Leitsatz (amtlich)
Zum Begriff der psychiatrischen Institutsambulanz.
Normenkette
SGB V § 118 Abs. 1 Fassung: 1988-12-20; Ärzte-ZV § 31 Abs. 1 Fassung: 1992-12-21
Verfahrensgang
SG Münster (Entscheidung vom 17.06.1993; Aktenzeichen S 2 Ka 8/91) |
LSG Nordrhein-Westfalen (Entscheidung vom 27.07.1994; Aktenzeichen L 11 Ka 123/93) |
Tatbestand
Der klagende Landschaftsverband beantragte im Jahr 1989 bei dem zuständigen Zulassungsausschuß, die von ihm betriebene Westfälische Klinik für Psychiatrie und Neurologie L. (Klinik L.) zur ambulanten Behandlung von Versicherten zu ermächtigen und in die Ermächtigung eine "Außenstelle" einzubeziehen, die er in R. errichten wolle, um die ambulante psychiatrische Versorgung im westlichen Teil des Kreises S. sicherzustellen. In der Außenstelle, deren Unterbringung im Gebäude der psychiatrischen Tagesklinik eines anderen Krankenhauses beabsichtigt war, sollten ein Arzt, eine Krankenschwester und ein Sozialarbeiter Patienten vor Ort ambulant behandeln und beraten. Während die Ermächtigung für die Klinik L. erteilt wurde, lehnten die Zulassungsinstanzen die Einbeziehung der Außenstelle R. in die Ermächtigung ab (Bescheid des beklagten Berufungsausschusses vom 8. November 1990).

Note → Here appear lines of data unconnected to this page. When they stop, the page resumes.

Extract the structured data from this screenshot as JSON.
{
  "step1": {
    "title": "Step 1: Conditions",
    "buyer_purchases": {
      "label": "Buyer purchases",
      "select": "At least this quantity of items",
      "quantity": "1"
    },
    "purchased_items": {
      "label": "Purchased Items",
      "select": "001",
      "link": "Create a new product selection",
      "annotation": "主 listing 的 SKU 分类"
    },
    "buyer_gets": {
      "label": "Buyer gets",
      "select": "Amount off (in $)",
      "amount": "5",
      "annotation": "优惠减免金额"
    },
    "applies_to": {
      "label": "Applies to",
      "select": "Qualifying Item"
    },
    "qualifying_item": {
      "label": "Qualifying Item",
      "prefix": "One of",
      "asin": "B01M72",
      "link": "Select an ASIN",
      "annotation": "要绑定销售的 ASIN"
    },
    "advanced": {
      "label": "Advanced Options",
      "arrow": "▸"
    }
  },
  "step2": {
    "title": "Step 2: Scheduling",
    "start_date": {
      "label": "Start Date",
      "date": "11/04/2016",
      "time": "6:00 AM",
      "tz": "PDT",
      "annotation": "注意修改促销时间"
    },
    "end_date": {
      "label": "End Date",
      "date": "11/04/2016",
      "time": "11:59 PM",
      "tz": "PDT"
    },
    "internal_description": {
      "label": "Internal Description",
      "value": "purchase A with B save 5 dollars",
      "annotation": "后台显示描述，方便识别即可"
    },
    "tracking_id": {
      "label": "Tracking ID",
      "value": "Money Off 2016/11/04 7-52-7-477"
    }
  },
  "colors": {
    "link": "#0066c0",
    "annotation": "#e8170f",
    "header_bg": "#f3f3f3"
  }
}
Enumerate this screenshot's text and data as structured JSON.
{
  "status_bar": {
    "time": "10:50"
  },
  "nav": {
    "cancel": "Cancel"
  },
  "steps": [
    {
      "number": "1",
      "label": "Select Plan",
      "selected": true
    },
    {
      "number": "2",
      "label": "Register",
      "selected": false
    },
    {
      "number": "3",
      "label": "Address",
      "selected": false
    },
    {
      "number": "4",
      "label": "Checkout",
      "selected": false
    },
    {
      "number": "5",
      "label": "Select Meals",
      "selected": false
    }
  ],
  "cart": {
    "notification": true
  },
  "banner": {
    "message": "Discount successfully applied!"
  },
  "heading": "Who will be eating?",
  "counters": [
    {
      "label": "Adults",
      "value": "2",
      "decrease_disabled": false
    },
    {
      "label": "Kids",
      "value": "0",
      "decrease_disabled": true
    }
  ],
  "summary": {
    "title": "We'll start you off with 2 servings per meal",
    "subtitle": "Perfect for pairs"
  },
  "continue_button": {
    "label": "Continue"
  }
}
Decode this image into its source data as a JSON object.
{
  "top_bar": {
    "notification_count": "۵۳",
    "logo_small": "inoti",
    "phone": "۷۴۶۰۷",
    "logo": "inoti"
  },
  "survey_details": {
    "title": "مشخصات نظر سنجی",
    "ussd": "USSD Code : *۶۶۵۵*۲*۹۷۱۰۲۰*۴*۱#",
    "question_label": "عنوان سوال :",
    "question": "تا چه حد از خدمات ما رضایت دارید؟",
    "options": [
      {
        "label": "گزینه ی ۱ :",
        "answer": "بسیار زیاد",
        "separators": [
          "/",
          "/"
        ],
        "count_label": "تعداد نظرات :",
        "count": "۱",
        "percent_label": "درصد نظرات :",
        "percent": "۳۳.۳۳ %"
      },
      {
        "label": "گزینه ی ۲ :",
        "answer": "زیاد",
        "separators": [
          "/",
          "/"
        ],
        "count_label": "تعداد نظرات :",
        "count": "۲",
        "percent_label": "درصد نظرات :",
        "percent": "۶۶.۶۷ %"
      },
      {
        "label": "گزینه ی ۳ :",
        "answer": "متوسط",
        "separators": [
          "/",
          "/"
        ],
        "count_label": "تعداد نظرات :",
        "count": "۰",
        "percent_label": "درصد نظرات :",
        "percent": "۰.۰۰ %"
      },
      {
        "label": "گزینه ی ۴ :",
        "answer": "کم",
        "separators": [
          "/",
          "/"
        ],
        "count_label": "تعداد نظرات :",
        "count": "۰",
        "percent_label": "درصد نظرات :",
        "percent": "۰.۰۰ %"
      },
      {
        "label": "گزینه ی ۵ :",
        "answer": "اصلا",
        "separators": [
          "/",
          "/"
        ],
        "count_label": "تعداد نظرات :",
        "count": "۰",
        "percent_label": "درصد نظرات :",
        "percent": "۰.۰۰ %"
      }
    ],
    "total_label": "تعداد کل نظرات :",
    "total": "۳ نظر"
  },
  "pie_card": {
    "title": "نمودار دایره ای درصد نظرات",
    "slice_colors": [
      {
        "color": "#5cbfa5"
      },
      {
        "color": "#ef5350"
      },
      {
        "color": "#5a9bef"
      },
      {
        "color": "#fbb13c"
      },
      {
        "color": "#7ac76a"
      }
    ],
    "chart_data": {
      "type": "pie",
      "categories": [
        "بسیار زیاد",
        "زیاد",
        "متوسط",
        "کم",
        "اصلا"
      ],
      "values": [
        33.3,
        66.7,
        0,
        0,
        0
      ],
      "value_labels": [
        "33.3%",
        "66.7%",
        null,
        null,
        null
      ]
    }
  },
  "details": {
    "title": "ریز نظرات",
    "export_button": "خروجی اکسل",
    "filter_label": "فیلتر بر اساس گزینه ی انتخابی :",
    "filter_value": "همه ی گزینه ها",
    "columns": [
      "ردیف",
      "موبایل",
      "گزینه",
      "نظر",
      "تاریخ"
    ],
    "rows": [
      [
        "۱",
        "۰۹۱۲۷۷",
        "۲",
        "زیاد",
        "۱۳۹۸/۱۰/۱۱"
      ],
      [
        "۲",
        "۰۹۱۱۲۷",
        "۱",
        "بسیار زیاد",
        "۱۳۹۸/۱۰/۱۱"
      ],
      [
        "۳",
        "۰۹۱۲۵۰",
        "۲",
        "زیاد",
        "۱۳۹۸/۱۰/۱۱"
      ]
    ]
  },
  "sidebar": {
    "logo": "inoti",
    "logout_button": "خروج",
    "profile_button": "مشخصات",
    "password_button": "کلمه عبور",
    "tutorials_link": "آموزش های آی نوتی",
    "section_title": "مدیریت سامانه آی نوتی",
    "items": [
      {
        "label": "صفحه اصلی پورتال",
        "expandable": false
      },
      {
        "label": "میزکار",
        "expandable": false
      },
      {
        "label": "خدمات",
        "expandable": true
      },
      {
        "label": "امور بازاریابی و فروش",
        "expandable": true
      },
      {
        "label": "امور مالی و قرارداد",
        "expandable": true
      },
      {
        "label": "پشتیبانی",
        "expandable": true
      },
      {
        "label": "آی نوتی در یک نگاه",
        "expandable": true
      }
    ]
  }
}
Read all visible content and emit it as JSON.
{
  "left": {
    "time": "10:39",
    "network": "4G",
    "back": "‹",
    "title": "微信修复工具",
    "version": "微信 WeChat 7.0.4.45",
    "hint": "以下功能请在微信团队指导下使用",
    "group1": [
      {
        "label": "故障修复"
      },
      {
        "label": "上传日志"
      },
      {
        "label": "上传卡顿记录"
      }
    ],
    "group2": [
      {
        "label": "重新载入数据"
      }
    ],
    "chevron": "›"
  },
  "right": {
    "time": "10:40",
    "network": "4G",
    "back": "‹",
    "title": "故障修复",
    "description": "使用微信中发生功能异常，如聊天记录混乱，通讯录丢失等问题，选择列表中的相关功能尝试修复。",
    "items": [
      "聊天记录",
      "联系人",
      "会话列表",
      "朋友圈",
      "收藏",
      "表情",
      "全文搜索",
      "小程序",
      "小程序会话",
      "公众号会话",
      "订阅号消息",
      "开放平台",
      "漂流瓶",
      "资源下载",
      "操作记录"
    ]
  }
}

Klage und Berufung sind ohne Erfolg geblieben (Urteil des Sozialgerichts ≪SG≫ Münster vom 17. Juni 1993; Urteil des Landessozialgerichts ≪LSG≫ Nordrhein-Westfalen vom 27. Juli 1994). Zur Begründung hat das Berufungsgericht im wesentlichen ausgeführt, der Kläger habe keinen Anspruch auf Erteilung einer Ermächtigung zur ambulanten Behandlung psychiatrischer Patienten für eine Außenstelle in R. Dieser ergebe sich zunächst nicht aus § 118 Abs 1 Satz 1 Fünftes Buch Sozialgesetzbuch (SGB V), weil es sich bei der Außenstelle nicht um ein "psychiatrisches Krankenhaus" iS der genannten Vorschrift handele. Die dem Kläger für die Klinik L. erteilte Ermächtigung erfasse die Außenstelle in R. nicht. Die Ermächtigung setze eine ambulante Behandlung im Krankenhaus und damit eine enge Verzahnung von ambulanter und stationärer Behandlung voraus. Wenn, wie bei der Außenstelle R., ein räumlicher Zusammenhang zwischen psychiatrischem Krankenhaus und der Behandlungseinrichtung nicht bestehe, fehle es auch an der erforderlichen Verzahnung. Ein Ermächtigungsanspruch sei aus § 118 Abs 1 Satz 2 SGB V ebenfalls nicht herzuleiten. Schließlich scheide eine Ermächtigung gemäß § 31 Abs 1a der Zulassungsverordnung für Vertragsärzte (Ärzte-ZV) aus, weil die ambulante psychiatrische Versorgung der Versicherten in R. durch die dort niedergelassenen Ärzte für Neurologie und Psychiatrie sichergestellt sei.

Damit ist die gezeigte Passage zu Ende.